How Families Choose Public Schools- Where’s the EQUITY for ALL?


The beauty of the American democratic process is the access to choice. A pexels-photo-256491.jpegA child’s education is considered as one of the most important things that any parent can give, which is why most parents do take their time in choosing where to send their child to school. A question that parents always think about first is whether they should send their child to a public or private school. However, before that becomes a choice, parents must determine whether they can afford to send their child to a private school. Large numbers of parents do not have the luxury of choice.

Besides the obvious financial affordability, parents seem to ‘choose’ public schools for various reasons nonetheless. Even within the public school systems, there is still choice- between neighborhood schools, specialty schools, and schools outside of immediate neighborhoods. In fact, some parents go out of their way to enroll their child in a school outside of their communities for reasons like: increased diversity and ‘better teachers’, resources, or distance from their work. Yet, there is choice in public schools, and parents are making decisions based on many reasons, some of which you nor I would not readily consider.

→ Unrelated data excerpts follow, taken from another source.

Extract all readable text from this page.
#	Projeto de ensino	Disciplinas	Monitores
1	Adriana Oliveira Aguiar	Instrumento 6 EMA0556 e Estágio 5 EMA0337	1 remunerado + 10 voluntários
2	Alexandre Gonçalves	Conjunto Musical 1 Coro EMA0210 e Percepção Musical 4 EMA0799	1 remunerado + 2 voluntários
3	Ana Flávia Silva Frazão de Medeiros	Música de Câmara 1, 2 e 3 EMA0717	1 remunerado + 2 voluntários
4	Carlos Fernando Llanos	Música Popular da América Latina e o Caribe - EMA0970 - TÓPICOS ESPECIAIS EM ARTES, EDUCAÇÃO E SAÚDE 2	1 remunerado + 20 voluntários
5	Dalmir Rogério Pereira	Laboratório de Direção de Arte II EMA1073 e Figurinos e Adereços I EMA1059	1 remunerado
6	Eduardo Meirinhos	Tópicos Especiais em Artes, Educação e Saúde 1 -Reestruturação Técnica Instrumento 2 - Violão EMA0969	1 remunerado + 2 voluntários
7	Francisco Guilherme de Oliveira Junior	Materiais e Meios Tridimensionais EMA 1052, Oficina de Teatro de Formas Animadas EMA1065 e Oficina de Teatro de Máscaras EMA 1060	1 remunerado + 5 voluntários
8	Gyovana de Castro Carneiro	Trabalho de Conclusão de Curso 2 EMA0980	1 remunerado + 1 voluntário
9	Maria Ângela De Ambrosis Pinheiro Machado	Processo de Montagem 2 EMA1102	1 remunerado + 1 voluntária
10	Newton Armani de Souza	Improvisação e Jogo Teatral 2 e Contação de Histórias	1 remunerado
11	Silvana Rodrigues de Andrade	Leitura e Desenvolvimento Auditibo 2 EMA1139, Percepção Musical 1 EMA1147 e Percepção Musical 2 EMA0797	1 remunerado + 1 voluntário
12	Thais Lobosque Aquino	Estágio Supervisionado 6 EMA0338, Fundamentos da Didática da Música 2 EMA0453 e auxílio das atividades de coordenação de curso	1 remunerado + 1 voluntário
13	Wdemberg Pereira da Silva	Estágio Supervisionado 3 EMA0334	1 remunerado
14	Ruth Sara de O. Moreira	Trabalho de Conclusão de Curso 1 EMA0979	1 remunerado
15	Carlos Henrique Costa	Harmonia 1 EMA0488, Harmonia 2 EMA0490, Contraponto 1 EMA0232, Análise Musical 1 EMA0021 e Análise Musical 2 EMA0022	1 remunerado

School choice programs are a major component and they are controversial. Proponents argue that allowing parents to choose schools for their children has the potential to reduce racial and socioeconomic segregation and enhance equity in public education. Opportunities to choose schools have long been available to families that could afford to move to areas with good schools or enroll their children in private schools. Choice programs aim to extend similar opportunities to families of all statuses, no matter where they live. Critics claim, however, that inequities can get worse if more affluent and white families take greater advantage of choice programs their disadvantaged counterparts. Even more worrisome, parents might choose schools based on non-academic factors like racial composition.

Parents can find it difficult to choose among many schools, rather than simply sending children to assigned schools. The spread of magnet schools and citywide or charter schools means that, in many places, each individual school uses its own enrollment system. Parents can be faced with a bewildering variety of procedures to navigate. In Denver, Colorado, for example, parents had to deal with more than 60 different school application procedures and deadlines, if they wanted to enroll their children in schools other than those in their neighborhood or assigned by default.

So much complexity makes it very costly for many families to exercise rights to choose schools – and creates especially high burdens for less advantaged families and single parents. Decentralized and highly varied procedures also make it possible for particular schools to ‘game’ the system – by counseling out difficult students or being more selective in practice than the law supposedly allows.

Denver, like many other state and local school systems, adopted a single, comprehensive choice system. Under the new arrangements, parents submit a single application form, specifying preferences for any district-run or charter public school in the city for which their children are eligible. All parents receive comprehensive information before they rank up to five public schools. Each step in the process happens on a common timeline and all assignments are announced at the same time. Students are matched to schools with the aid of agreed rules.

The data in such systems shows that:

  • Most families participate, particularly when students transition to kindergarten, 6th grade, and 9th grade – when students are more likely to be changing schools. For those grades, applications  get submitted for roughly 70 percent of students and families that submit applications are highly likely to get one of the schools they choose.
  • About three-quarters of students will get assigned to their first choice school, and more than 90 percent get assigned to one of the five schools their parents list. 

    L BROWN

​However, important gaps remain in the systems following similar procedures.

  • School choices are more likely to be submitted by white and more affluent families than by Hispanic, black, and less affluent families. 
  • Participation in the system is also higher for parents of children currently enrolled in schools with average levels of performance, compared to parents of children in the lowest-performing schools.

So what guides parents’ choices? Parents choose public schools because:

  • They look for academic quality. As the average school-wide test scores rise, parents are more likely to place them on their list of choices.
  • School performance tends to be very important to non-white families, and especially Hispanic families.
  • White families appear more sensitive to racial composition than Hispanic or African- American families.
  • As the proportion of Hispanic or Black students in schools  increase, white families are less likely to list these schools on their applications. The same is not true for black or Hispanic families.

In most American cities, racial and ethnic groups live in different areas, and high-performing schools tend to be in more affluent white areas. Because black, hispanic and low-income families tend not to live near high-performing schools, these families face real trade-offs in choosing local or high-scoring schools.

What can we conclude about the preferences of parents? To the extent that high-scoring schools are available in a school system, parents will try to steer their children toward them. But simply allowing parents to choose does not correct for the reality that many families do not live near good schools and cannot easily send their children far away. Even efficient and transparent choice programs cannot eliminate inequities, unless we find additional ways to improve schools everywhere.

The root of equity in public education and choice: improve schools to each meet the quality standards of resources and staff as the highest-performing school in any one district. Therefore, we level the playing field in school choice. Learning styles and specialty curriculum preference[ in addition to a required core curriculum] become the ultimate component of choice. Every Student has an equal opportunity to succeed no matter where they attend school, and all schools are well, not minimally, resourced-THAT’S EQUITY!